Mit dem wachsenden Ansehen des projektorientierten Professors sinkt dasjenige des in sich gekehrten, in Gedanken und nicht in Netzwerken befindlichen Forschers älterer Prägung, der nicht auf das antiquierte Ideal der selbstbestimmt praktizierten Gelehrsamkeit verzichten will. Wer sich das Vertrauen einer Gruppe nicht erwerben kann oder will, ist Boltanski zufolge von "Exklusion" bedroht. Ein geringschätziger Sprachgebrauch hat sich in der Hochschule längst eingebürgert. Wer einem umfangreichen individuellen und auf lange Dauer angelegten Forschungsvorhaben nachgeht, wie einst Niklas Luhmann in seiner Theorie der Gesellschaft ("Dauer: dreißig Jahre, Kosten: keine"), der "wurstelt vor sich hin". Selbst an Universitäten, deren Ruf sich auch auf Namen wie diejenigen Luhmanns, Karl Heinz Bohrers, Hans Blumenbergs oder Dieter Henrichs gründet, ist man inzwischen - je besser das Abschneiden im Exzellenzwettbewerb desto mehr - überzeugt, dass man sich solche Figuren kaum noch leisten kann.

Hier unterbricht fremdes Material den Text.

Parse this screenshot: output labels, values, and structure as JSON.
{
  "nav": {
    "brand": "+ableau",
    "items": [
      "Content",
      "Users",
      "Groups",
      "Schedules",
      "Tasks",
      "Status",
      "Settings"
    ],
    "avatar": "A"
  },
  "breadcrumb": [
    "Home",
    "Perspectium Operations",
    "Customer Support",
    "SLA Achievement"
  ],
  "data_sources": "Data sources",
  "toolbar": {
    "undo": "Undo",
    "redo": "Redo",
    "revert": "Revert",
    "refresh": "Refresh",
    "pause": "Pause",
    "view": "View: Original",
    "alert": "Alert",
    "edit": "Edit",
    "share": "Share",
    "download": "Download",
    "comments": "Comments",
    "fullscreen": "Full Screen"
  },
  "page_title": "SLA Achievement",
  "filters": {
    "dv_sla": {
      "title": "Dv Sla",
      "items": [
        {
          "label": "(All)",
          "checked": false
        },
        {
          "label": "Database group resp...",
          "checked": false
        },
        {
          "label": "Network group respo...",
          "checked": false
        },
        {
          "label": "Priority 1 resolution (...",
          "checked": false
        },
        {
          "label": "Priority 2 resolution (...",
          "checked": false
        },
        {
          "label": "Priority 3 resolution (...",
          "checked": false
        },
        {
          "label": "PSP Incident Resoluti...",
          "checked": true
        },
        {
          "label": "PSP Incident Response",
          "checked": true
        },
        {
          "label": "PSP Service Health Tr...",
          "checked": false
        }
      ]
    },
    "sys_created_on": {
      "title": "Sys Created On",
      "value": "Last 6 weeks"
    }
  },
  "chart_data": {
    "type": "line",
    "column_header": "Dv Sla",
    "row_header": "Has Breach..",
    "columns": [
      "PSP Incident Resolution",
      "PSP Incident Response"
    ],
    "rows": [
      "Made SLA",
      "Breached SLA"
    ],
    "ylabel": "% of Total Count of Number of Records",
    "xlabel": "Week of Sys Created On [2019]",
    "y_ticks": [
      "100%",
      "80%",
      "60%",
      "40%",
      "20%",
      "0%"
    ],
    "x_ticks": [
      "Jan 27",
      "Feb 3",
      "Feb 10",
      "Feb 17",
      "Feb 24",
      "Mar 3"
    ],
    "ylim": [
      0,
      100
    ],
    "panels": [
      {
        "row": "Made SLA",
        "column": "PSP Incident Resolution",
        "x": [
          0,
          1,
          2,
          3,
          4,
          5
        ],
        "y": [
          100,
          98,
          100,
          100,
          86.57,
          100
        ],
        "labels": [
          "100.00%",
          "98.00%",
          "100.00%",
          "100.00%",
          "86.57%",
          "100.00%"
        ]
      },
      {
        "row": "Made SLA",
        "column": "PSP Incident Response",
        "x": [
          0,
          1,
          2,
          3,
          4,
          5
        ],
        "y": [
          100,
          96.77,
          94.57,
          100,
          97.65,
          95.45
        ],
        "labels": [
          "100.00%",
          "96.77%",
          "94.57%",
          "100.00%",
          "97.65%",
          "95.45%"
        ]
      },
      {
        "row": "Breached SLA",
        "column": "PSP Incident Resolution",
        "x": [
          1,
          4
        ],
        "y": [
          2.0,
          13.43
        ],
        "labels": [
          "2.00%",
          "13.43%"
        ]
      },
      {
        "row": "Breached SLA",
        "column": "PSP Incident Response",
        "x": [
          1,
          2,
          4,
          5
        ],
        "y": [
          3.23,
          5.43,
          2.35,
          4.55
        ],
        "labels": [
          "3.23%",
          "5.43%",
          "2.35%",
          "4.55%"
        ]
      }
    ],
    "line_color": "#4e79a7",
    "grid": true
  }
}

Die Daueraktivität des projektorientierten Professors mit ihrer Explosion von Besprechungserfordernissen, wie sie der Bürokratisierung der akademischen Abläufe im Bologna-System noch dazukommt, erfordert vor allem Gewandtheit im Auftreten, gute Laune, Flexibilität und Verfügbarkeit. Manch einer trägt schon mehrere Mobiltelefone bei sich, für jedes Projekt eins. Wer sich als Familienvater oder in sozialen und kulturellen Institutionen gebunden hat, gilt schnell als inflexibel und unbrauchbar. Derart dringt die Kultur des Projekts in die Privatsphäre wie ins außerberufliche Sozialleben ein.

Glücklich wird nach Boltanskis Vermutung damit auf die Dauer niemand. Der Schüler Pierre Bourdieus prophezeit den europäischen Gesellschaften vielmehr die Herausbildung eines neuen Felds sozialer Kämpfe, auf dem der "Prekarität der beruflichen Situation" immer öfter zermürbend die "Prekarität der persönlichen Situation" entsprechen wird. Dem wird auch der vereinheitlichte europäische Hochschulraum nicht entrinnen. Die Akademie als Lebensform wird, vor allem in den Geisteswissenschaften, in dieser zweckrationalen Reorganisation sozialer Beziehungen sehr schnell die Reste ihrer außeralltäglichen Besinnungsrefugien einbüßen - und damit ein nicht zu unterschätzendes Quantum an Anziehungskraft für exzellente, weil gedankenreiche Köpfe.

FRIEDMAR APEL.

Friedmar Apel lehrt Literaturwissenschaft an der Universität Bielefeld.